В голосе Марка прозвучала глубокая усталость, за которой стояло нечто столь безнадежно плохое, что в этот момент Гай сделал свой выбор. Этот выбор был тоже злым и, наверное, неправильным, но больше ничего не оставалось.
– Я не пущу тебя.
– Уйди с дороги, Гай Ксаверий.
– Нет, – просто ответил Гай, не чувствуя себя ни смелым, ни благородным – он лишь делал то единственное, что мог делать. Даже выбором это назвать сложно – выбирать на самом деле было не из чего.
– Гай. – Голос Марка стал очень усталым, так учитель мог бы в пятый раз объяснять первоклашке правила чтения алфавита. – Мне жаль, но если ты мне помешаешь, я и тебя убью. Я потерял все, что имел, и у меня нет ни чести, ни обетов. Неужели ты думаешь, что сможешь меня остановить? Ты не умеешь драться насмерть.
– Я не знаю, – чуть слышно сказал Гай, расправляя плечи. Его лицо было ярко освещено, и он раскинул руки, загораживая проход. – Я не знаю, что я смогу. Но я не могу дать тебе пройти.
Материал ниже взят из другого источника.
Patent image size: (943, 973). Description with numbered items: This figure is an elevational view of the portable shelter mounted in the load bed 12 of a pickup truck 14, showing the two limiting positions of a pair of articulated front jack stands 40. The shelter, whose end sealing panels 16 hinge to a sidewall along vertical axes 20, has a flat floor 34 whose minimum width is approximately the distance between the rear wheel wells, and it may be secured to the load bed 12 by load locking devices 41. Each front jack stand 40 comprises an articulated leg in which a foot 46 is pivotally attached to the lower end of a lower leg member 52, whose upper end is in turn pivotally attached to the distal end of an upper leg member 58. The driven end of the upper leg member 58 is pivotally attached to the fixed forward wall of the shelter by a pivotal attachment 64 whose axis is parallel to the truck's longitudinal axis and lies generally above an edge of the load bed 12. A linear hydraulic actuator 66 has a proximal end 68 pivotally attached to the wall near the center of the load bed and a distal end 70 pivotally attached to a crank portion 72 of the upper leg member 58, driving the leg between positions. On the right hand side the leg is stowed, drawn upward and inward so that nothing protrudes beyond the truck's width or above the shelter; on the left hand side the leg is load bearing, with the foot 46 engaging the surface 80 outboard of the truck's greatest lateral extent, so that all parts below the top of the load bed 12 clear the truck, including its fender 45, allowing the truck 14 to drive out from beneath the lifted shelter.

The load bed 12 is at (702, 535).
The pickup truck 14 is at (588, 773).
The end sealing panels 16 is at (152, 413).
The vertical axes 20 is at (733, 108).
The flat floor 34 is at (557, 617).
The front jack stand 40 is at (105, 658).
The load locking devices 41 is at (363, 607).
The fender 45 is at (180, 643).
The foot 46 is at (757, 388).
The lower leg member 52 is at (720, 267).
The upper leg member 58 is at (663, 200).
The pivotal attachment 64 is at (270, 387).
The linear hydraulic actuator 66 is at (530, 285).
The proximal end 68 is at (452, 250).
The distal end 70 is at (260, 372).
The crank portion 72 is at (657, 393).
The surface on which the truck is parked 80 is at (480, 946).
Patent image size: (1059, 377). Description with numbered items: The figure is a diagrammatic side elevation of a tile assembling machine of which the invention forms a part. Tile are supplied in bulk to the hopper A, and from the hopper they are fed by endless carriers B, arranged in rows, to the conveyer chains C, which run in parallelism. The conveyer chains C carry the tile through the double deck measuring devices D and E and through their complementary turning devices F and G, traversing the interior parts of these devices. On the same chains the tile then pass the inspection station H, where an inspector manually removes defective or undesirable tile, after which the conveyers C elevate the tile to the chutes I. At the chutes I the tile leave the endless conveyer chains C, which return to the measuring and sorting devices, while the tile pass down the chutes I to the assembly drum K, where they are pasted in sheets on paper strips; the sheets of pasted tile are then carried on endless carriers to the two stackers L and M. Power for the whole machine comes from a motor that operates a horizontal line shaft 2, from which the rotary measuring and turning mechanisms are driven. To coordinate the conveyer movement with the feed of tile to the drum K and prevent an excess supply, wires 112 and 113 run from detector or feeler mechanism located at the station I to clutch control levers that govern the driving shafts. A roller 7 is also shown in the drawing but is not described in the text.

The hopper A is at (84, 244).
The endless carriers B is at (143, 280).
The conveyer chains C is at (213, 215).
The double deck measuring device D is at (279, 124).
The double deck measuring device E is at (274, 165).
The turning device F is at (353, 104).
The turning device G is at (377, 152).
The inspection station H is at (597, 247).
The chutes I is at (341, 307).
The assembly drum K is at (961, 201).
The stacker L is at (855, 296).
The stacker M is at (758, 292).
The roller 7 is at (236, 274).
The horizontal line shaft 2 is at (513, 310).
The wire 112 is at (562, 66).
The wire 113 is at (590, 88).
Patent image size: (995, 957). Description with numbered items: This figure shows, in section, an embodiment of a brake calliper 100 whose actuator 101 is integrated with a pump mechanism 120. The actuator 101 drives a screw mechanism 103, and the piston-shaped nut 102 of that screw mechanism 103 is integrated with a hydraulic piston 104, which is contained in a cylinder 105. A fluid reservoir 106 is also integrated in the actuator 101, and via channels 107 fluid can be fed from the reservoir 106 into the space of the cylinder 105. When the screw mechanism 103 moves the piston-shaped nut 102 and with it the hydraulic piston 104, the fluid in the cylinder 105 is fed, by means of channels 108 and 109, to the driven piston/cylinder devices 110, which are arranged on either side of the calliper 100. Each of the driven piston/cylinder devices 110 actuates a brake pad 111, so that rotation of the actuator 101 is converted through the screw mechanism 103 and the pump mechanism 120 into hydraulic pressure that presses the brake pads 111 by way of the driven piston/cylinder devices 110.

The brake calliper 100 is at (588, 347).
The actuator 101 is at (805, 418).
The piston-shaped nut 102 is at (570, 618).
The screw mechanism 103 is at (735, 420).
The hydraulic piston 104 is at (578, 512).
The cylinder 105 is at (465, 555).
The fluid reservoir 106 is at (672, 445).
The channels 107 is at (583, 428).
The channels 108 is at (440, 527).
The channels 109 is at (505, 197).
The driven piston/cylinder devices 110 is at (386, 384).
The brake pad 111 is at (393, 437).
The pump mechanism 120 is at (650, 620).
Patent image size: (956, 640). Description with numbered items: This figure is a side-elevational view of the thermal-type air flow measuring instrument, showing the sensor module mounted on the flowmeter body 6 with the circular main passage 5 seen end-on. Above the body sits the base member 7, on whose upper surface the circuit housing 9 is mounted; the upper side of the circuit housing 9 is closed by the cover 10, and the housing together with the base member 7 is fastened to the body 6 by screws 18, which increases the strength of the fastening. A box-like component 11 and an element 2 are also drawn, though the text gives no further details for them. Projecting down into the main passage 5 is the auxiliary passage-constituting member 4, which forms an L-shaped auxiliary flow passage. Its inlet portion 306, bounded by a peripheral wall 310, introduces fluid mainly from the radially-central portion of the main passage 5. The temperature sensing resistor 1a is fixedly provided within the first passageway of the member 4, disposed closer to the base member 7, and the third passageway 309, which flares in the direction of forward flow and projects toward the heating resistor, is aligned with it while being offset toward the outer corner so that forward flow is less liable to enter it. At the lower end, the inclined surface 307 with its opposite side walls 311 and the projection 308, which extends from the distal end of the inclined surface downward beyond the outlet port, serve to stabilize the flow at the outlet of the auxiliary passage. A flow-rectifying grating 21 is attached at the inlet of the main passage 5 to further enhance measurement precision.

Ради Христа, Марк, не делай этого. Ради Христа Распятого.
– Не вынуждай меня. Не произноси этого имени. Я не хочу трогать тебя, Гай, ты мне друг. Последний раз прошу тебя – отойди.
– Видит Бог, я этого не сделаю.
Гай не имел даже предположений, что он собирается делать. По лицу Марка он видел очень дурную, но единственную правду – что если им придется драться, это придется делать до тех пор, пока один из них не упадет замертво. Потому что его друг решил то, что решил, и остановить его можно, только убив.